To this day, I still don’t think I’ve ever beat him in a game of one-on-one. I’ve accepted that. But it’s hard to accept it from my sports teams.
The Knicks have been losing for as long as I can remember. I’ve watched them lose and lose and lose some more. Eventually, you think all I’d think about is a Knicks championship parade down the Canyon of Heroes. And it has been that.
With every rumor of Kevin Durant possibly coming to play in New York, reminds me of the years we watched Carmelo Anthony Iso his way out of the NBA. Amar’e Stoudamire’s last big playoff moment came punching a fire extinguisher within the halls of American Airlines Arena in Miami.
So to be honest. The last memory of my Knicks even having a chance was when Marcus Camby was playing center against the San Antonio Spurs and future Hall of Famer David Robinson AND Tim Duncan.
So this stretch of losing is currently draining me. I want the Knicks to be playoff good at least. I haven’t seen them raise the Larry O’Brien trophy ever. The only time I’ve seen them win was in a grainy video on YouTube or during Phil Jackson documentaries.
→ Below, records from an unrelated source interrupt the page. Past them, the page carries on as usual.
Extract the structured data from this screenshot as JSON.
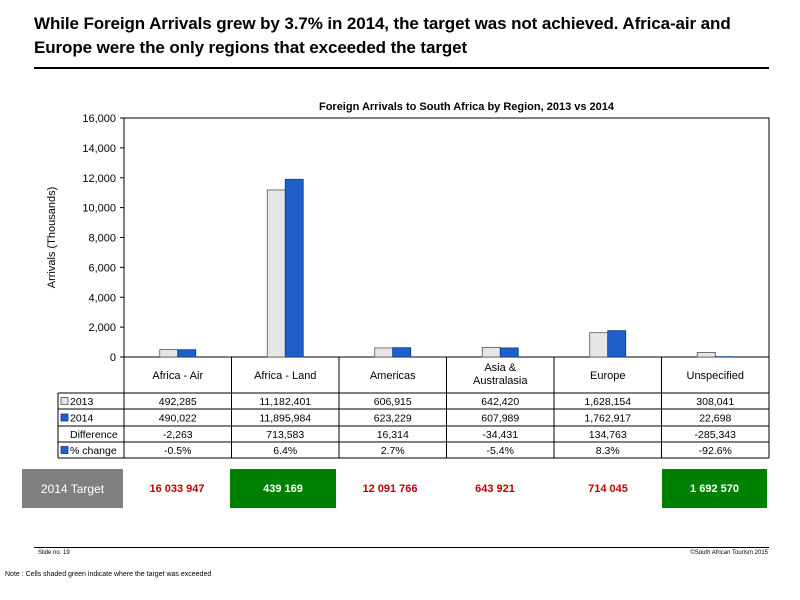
{
  "headline": "While Foreign Arrivals grew by 3.7% in 2014, the target was not achieved. Africa-air and Europe were the only regions that exceeded the target",
  "colors": {
    "series_2013": "#e6e6e6",
    "series_2014": "#1f5fcc",
    "exceeded": "#008000",
    "missed_text": "#c00000",
    "target_label_bg": "#808080"
  },
  "chart_data": {
    "type": "bar",
    "title": "Foreign Arrivals to South Africa by Region, 2013 vs 2014",
    "ylabel": "Arrivals (Thousands)",
    "ylim": [
      0,
      16000
    ],
    "yticks": [
      "0",
      "2,000",
      "4,000",
      "6,000",
      "8,000",
      "10,000",
      "12,000",
      "14,000",
      "16,000"
    ],
    "categories": [
      "Africa - Air",
      "Africa - Land",
      "Americas",
      "Asia & Australasia",
      "Europe",
      "Unspecified"
    ],
    "series": [
      {
        "name": "2013",
        "values": [
          492.285,
          11182.401,
          606.915,
          642.42,
          1628.154,
          308.041
        ]
      },
      {
        "name": "2014",
        "values": [
          490.022,
          11895.984,
          623.229,
          607.989,
          1762.917,
          22.698
        ]
      }
    ],
    "table_rows": [
      {
        "label": "2013",
        "marker": "2013",
        "cells": [
          "492,285",
          "11,182,401",
          "606,915",
          "642,420",
          "1,628,154",
          "308,041"
        ]
      },
      {
        "label": "2014",
        "marker": "2014",
        "cells": [
          "490,022",
          "11,895,984",
          "623,229",
          "607,989",
          "1,762,917",
          "22,698"
        ]
      },
      {
        "label": "Difference",
        "marker": "",
        "cells": [
          "-2,263",
          "713,583",
          "16,314",
          "-34,431",
          "134,763",
          "-285,343"
        ]
      },
      {
        "label": "% change",
        "marker": "2014",
        "cells": [
          "-0.5%",
          "6.4%",
          "2.7%",
          "-5.4%",
          "8.3%",
          "-92.6%"
        ]
      }
    ]
  },
  "targets": {
    "label": "2014 Target",
    "values": [
      {
        "value": "16 033 947",
        "exceeded": false
      },
      {
        "value": "439 169",
        "exceeded": true
      },
      {
        "value": "12 091 766",
        "exceeded": false
      },
      {
        "value": "643 921",
        "exceeded": false
      },
      {
        "value": "714 045",
        "exceeded": false
      },
      {
        "value": "1 692 570",
        "exceeded": true
      }
    ]
  },
  "footer": {
    "slide_no": "Slide no. 19",
    "copyright": "©South African Tourism 2015",
    "note": "Note : Cells shaded green indicate where the target was exceeded"
  }
}
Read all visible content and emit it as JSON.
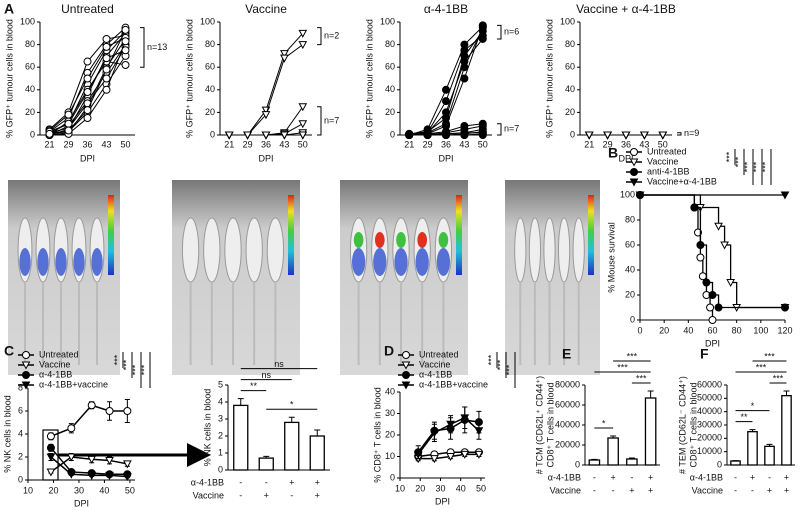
{
  "chart_data": [
    {
      "type": "line",
      "panel": "A",
      "title": "Untreated",
      "x_label": "DPI",
      "y_label": "% GFP⁺ tumour cells in blood",
      "color": "#000000",
      "marker": "circle-open",
      "categories": [
        "21",
        "29",
        "36",
        "43",
        "50"
      ],
      "ylim": [
        0,
        100
      ],
      "yticks": [
        0,
        20,
        40,
        60,
        80,
        100
      ],
      "series": [
        {
          "values": [
            0,
            2,
            25,
            60,
            85
          ]
        },
        {
          "values": [
            0,
            5,
            35,
            70,
            90
          ]
        },
        {
          "values": [
            2,
            10,
            45,
            75,
            92
          ]
        },
        {
          "values": [
            3,
            15,
            55,
            80,
            95
          ]
        },
        {
          "values": [
            5,
            20,
            65,
            85,
            88
          ]
        },
        {
          "values": [
            0,
            8,
            30,
            55,
            80
          ]
        },
        {
          "values": [
            1,
            3,
            20,
            45,
            70
          ]
        },
        {
          "values": [
            0,
            12,
            40,
            65,
            62
          ]
        },
        {
          "values": [
            4,
            18,
            50,
            78,
            86
          ]
        },
        {
          "values": [
            2,
            6,
            28,
            50,
            78
          ]
        },
        {
          "values": [
            0,
            1,
            15,
            40,
            83
          ]
        },
        {
          "values": [
            3,
            10,
            38,
            68,
            75
          ]
        },
        {
          "values": [
            1,
            4,
            22,
            58,
            93
          ]
        }
      ],
      "annotations": [
        "n=13"
      ]
    },
    {
      "type": "line",
      "title": "Vaccine",
      "x_label": "DPI",
      "y_label": "% GFP⁺ tumour cells in blood",
      "color": "#000000",
      "marker": "triangle-open",
      "categories": [
        "21",
        "29",
        "36",
        "43",
        "50"
      ],
      "ylim": [
        0,
        100
      ],
      "yticks": [
        0,
        20,
        40,
        60,
        80,
        100
      ],
      "series": [
        {
          "values": [
            0,
            0,
            22,
            72,
            90
          ]
        },
        {
          "values": [
            0,
            0,
            18,
            68,
            80
          ]
        },
        {
          "values": [
            0,
            0,
            0,
            2,
            25
          ]
        },
        {
          "values": [
            0,
            0,
            0,
            1,
            10
          ]
        },
        {
          "values": [
            0,
            0,
            0,
            0,
            2
          ]
        },
        {
          "values": [
            0,
            0,
            0,
            0,
            0
          ]
        },
        {
          "values": [
            0,
            0,
            0,
            0,
            0
          ]
        },
        {
          "values": [
            0,
            0,
            0,
            0,
            0
          ]
        },
        {
          "values": [
            0,
            0,
            0,
            0,
            0
          ]
        }
      ],
      "annotations": [
        "n=2",
        "n=7"
      ]
    },
    {
      "type": "line",
      "title": "α-4-1BB",
      "x_label": "DPI",
      "y_label": "% GFP⁺ tumour cells in blood",
      "color": "#000000",
      "marker": "circle",
      "categories": [
        "21",
        "29",
        "36",
        "43",
        "50"
      ],
      "ylim": [
        0,
        100
      ],
      "yticks": [
        0,
        20,
        40,
        60,
        80,
        100
      ],
      "series": [
        {
          "values": [
            0,
            2,
            10,
            60,
            95
          ]
        },
        {
          "values": [
            0,
            1,
            8,
            50,
            97
          ]
        },
        {
          "values": [
            1,
            3,
            15,
            70,
            92
          ]
        },
        {
          "values": [
            0,
            2,
            30,
            75,
            88
          ]
        },
        {
          "values": [
            0,
            5,
            40,
            80,
            96
          ]
        },
        {
          "values": [
            1,
            2,
            20,
            65,
            85
          ]
        },
        {
          "values": [
            0,
            0,
            2,
            5,
            8
          ]
        },
        {
          "values": [
            0,
            1,
            3,
            8,
            10
          ]
        },
        {
          "values": [
            0,
            0,
            1,
            2,
            5
          ]
        },
        {
          "values": [
            0,
            0,
            0,
            1,
            3
          ]
        },
        {
          "values": [
            0,
            1,
            1,
            2,
            2
          ]
        },
        {
          "values": [
            0,
            0,
            0,
            0,
            1
          ]
        },
        {
          "values": [
            0,
            0,
            0,
            0,
            0
          ]
        }
      ],
      "annotations": [
        "n=6",
        "n=7"
      ]
    },
    {
      "type": "line",
      "title": "Vaccine + α-4-1BB",
      "x_label": "DPI",
      "y_label": "% GFP⁺ tumour cells in blood",
      "color": "#000000",
      "marker": "triangle-open",
      "categories": [
        "21",
        "29",
        "36",
        "43",
        "50"
      ],
      "ylim": [
        0,
        100
      ],
      "yticks": [
        0,
        20,
        40,
        60,
        80,
        100
      ],
      "series": [
        {
          "values": [
            0,
            0,
            0,
            0,
            0
          ]
        },
        {
          "values": [
            0,
            0,
            0,
            0,
            0
          ]
        },
        {
          "values": [
            0,
            0,
            0,
            0,
            0
          ]
        },
        {
          "values": [
            0,
            0,
            0,
            0,
            0
          ]
        },
        {
          "values": [
            0,
            0,
            0,
            0,
            0
          ]
        },
        {
          "values": [
            0,
            0,
            0,
            0,
            0
          ]
        },
        {
          "values": [
            0,
            0,
            0,
            0,
            0
          ]
        },
        {
          "values": [
            0,
            0,
            0,
            0,
            0
          ]
        },
        {
          "values": [
            0,
            0,
            0,
            0,
            0
          ]
        }
      ],
      "annotations": [
        "n=9"
      ]
    },
    {
      "type": "step",
      "panel": "B",
      "x_label": "DPI",
      "y_label": "% Mouse survival",
      "color": "#000000",
      "xlim": [
        0,
        120
      ],
      "xticks": [
        0,
        20,
        40,
        60,
        80,
        100,
        120
      ],
      "ylim": [
        0,
        100
      ],
      "yticks": [
        0,
        20,
        40,
        60,
        80,
        100
      ],
      "series": [
        {
          "name": "Untreated",
          "marker": "circle-open",
          "x": [
            0,
            45,
            48,
            50,
            52,
            55,
            58,
            60
          ],
          "values": [
            100,
            90,
            70,
            50,
            35,
            20,
            10,
            0
          ]
        },
        {
          "name": "Vaccine",
          "marker": "triangle-open",
          "x": [
            0,
            50,
            65,
            70,
            75,
            80,
            120
          ],
          "values": [
            100,
            90,
            75,
            60,
            30,
            10,
            10
          ]
        },
        {
          "name": "anti-4-1BB",
          "marker": "circle",
          "x": [
            0,
            45,
            50,
            55,
            60,
            65,
            120
          ],
          "values": [
            100,
            90,
            60,
            30,
            20,
            10,
            10
          ]
        },
        {
          "name": "Vaccine+α-4-1BB",
          "marker": "triangle",
          "x": [
            0,
            120
          ],
          "values": [
            100,
            100
          ]
        }
      ],
      "annotations": [
        "***",
        "***",
        "***",
        "***",
        "***"
      ]
    },
    {
      "type": "line",
      "panel": "C",
      "x_label": "DPI",
      "y_label": "% NK cells in blood",
      "color": "#000000",
      "x": [
        19,
        27,
        35,
        42,
        49
      ],
      "xlim": [
        10,
        52
      ],
      "xticks": [
        10,
        20,
        30,
        40,
        50
      ],
      "ylim": [
        0,
        8
      ],
      "yticks": [
        0,
        2,
        4,
        6,
        8
      ],
      "series": [
        {
          "name": "Untreated",
          "marker": "circle-open",
          "values": [
            3.8,
            4.5,
            6.5,
            6.0,
            6.0
          ],
          "errors": [
            0.3,
            0.4,
            0.3,
            0.8,
            1.0
          ]
        },
        {
          "name": "Vaccine",
          "marker": "triangle-open",
          "values": [
            0.7,
            2.0,
            1.8,
            1.7,
            1.4
          ],
          "errors": [
            0.1,
            0.3,
            0.3,
            0.3,
            0.2
          ]
        },
        {
          "name": "α-4-1BB",
          "marker": "circle",
          "values": [
            2.8,
            0.7,
            0.6,
            0.5,
            0.5
          ],
          "errors": [
            0.3,
            0.1,
            0.1,
            0.1,
            0.1
          ]
        },
        {
          "name": "α-4-1BB+vaccine",
          "marker": "triangle",
          "values": [
            2.0,
            0.5,
            0.4,
            0.4,
            0.3
          ],
          "errors": [
            0.3,
            0.1,
            0.1,
            0.1,
            0.1
          ]
        }
      ],
      "annotations": [
        "***",
        "***",
        "***",
        "***"
      ]
    },
    {
      "type": "bar",
      "y_label": "% NK cells in blood",
      "color": "#000000",
      "values": [
        3.8,
        0.7,
        2.8,
        2.0
      ],
      "errors": [
        0.4,
        0.1,
        0.3,
        0.35
      ],
      "ylim": [
        0,
        5
      ],
      "yticks": [
        0,
        1,
        2,
        3,
        4,
        5
      ],
      "rows": [
        {
          "label": "α-4-1BB",
          "signs": [
            "-",
            "-",
            "+",
            "+"
          ]
        },
        {
          "label": "Vaccine",
          "signs": [
            "-",
            "+",
            "-",
            "+"
          ]
        }
      ],
      "annotations": [
        "ns",
        "ns",
        "**",
        "*"
      ]
    },
    {
      "type": "line",
      "panel": "D",
      "x_label": "DPI",
      "y_label": "% CD8⁺ T cells in blood",
      "color": "#000000",
      "x": [
        19,
        27,
        35,
        42,
        49
      ],
      "xlim": [
        10,
        52
      ],
      "xticks": [
        10,
        20,
        30,
        40,
        50
      ],
      "ylim": [
        0,
        40
      ],
      "yticks": [
        0,
        10,
        20,
        30,
        40
      ],
      "series": [
        {
          "name": "Untreated",
          "marker": "circle-open",
          "values": [
            10,
            11,
            12,
            12,
            12
          ],
          "errors": [
            1,
            1,
            1,
            1,
            1
          ]
        },
        {
          "name": "Vaccine",
          "marker": "triangle-open",
          "values": [
            9,
            9,
            10,
            11,
            11
          ],
          "errors": [
            1,
            1,
            1,
            1,
            1
          ]
        },
        {
          "name": "α-4-1BB",
          "marker": "circle",
          "values": [
            12,
            22,
            23,
            27,
            26
          ],
          "errors": [
            3,
            4,
            5,
            6,
            5
          ]
        },
        {
          "name": "α-4-1BB+vaccine",
          "marker": "triangle",
          "values": [
            11,
            21,
            25,
            28,
            22
          ],
          "errors": [
            2,
            4,
            4,
            5,
            4
          ]
        }
      ],
      "annotations": [
        "***",
        "***",
        "***"
      ]
    },
    {
      "type": "bar",
      "panel": "E",
      "y_label": [
        "# TCM (CD62L⁺ CD44⁺)",
        "CD8⁺ T cells in blood"
      ],
      "color": "#000000",
      "values": [
        5000,
        27000,
        6000,
        67000
      ],
      "errors": [
        600,
        2000,
        1000,
        7000
      ],
      "ylim": [
        0,
        80000
      ],
      "yticks": [
        0,
        20000,
        40000,
        60000,
        80000
      ],
      "rows": [
        {
          "label": "α-4-1BB",
          "signs": [
            "-",
            "+",
            "-",
            "+"
          ]
        },
        {
          "label": "Vaccine",
          "signs": [
            "-",
            "-",
            "+",
            "+"
          ]
        }
      ],
      "annotations": [
        "***",
        "***",
        "***",
        "*"
      ]
    },
    {
      "type": "bar",
      "panel": "F",
      "y_label": [
        "# TEM (CD62L⁻ CD44⁺)",
        "CD8⁺ T cells in blood"
      ],
      "color": "#000000",
      "values": [
        3000,
        25000,
        14000,
        52000
      ],
      "errors": [
        300,
        1500,
        1500,
        3500
      ],
      "ylim": [
        0,
        60000
      ],
      "yticks": [
        0,
        10000,
        20000,
        30000,
        40000,
        50000,
        60000
      ],
      "rows": [
        {
          "label": "α-4-1BB",
          "signs": [
            "-",
            "+",
            "-",
            "+"
          ]
        },
        {
          "label": "Vaccine",
          "signs": [
            "-",
            "-",
            "+",
            "+"
          ]
        }
      ],
      "annotations": [
        "***",
        "***",
        "***",
        "*",
        "**"
      ]
    }
  ]
}
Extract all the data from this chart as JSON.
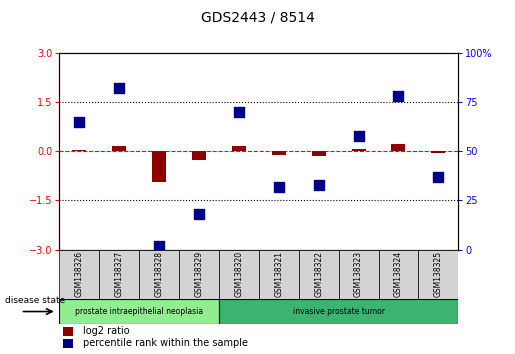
{
  "title": "GDS2443 / 8514",
  "samples": [
    "GSM138326",
    "GSM138327",
    "GSM138328",
    "GSM138329",
    "GSM138320",
    "GSM138321",
    "GSM138322",
    "GSM138323",
    "GSM138324",
    "GSM138325"
  ],
  "log2_ratio": [
    0.05,
    0.15,
    -0.95,
    -0.25,
    0.15,
    -0.1,
    -0.15,
    0.08,
    0.22,
    -0.05
  ],
  "percentile_rank": [
    65,
    82,
    2,
    18,
    70,
    32,
    33,
    58,
    78,
    37
  ],
  "disease_groups": [
    {
      "label": "prostate intraepithelial neoplasia",
      "start": 0,
      "end": 4,
      "color": "#90ee90"
    },
    {
      "label": "invasive prostate tumor",
      "start": 4,
      "end": 10,
      "color": "#3cb371"
    }
  ],
  "ylim_left": [
    -3,
    3
  ],
  "ylim_right": [
    0,
    100
  ],
  "yticks_left": [
    -3,
    -1.5,
    0,
    1.5,
    3
  ],
  "yticks_right": [
    0,
    25,
    50,
    75,
    100
  ],
  "hlines": [
    1.5,
    -1.5
  ],
  "bar_color": "#8b0000",
  "scatter_color": "#00008b",
  "bar_width": 0.35,
  "scatter_size": 45,
  "bg_color": "#ffffff",
  "plot_bg": "#ffffff",
  "header_bg": "#d3d3d3",
  "legend_red_label": "log2 ratio",
  "legend_blue_label": "percentile rank within the sample",
  "disease_state_label": "disease state"
}
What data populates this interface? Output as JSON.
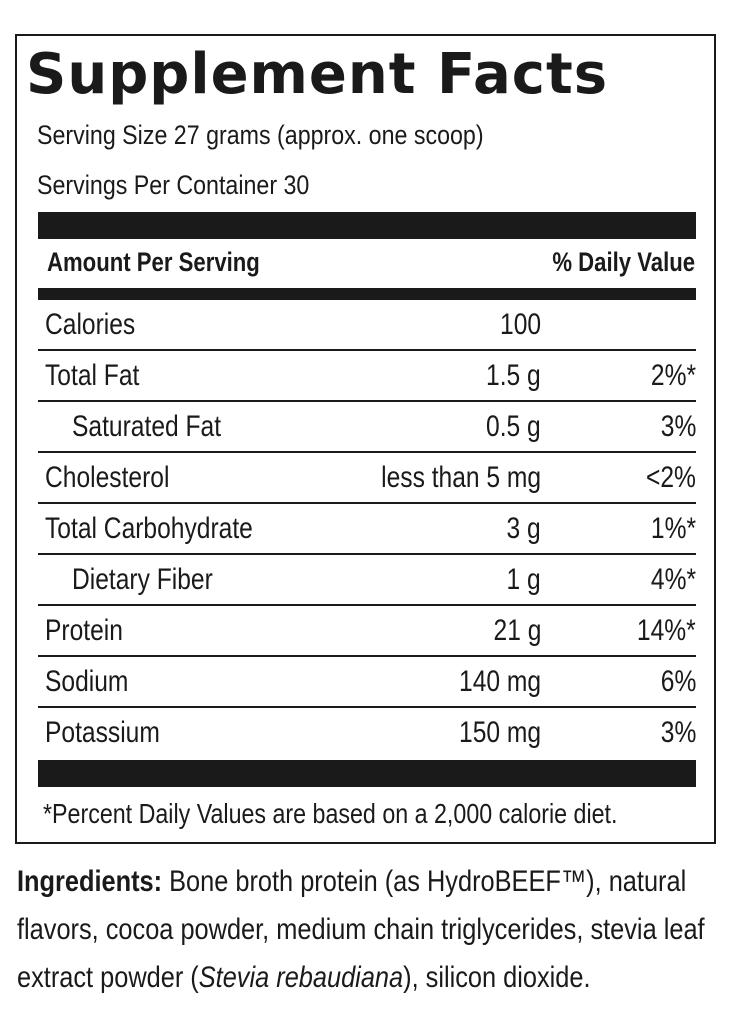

I never beat my brother in one-and-one and thanks to Father Time, I probably never will. I’ve accepted it. But I won’t accept this constant losing. I just want to hibernate until the draft lottery. Hopefully when I wake up, it isn’t ‘Groundhog’s Day’. Then again with my luck and the Knicks recent track record, It probably will.
Least we have a Unicorn on the horizon.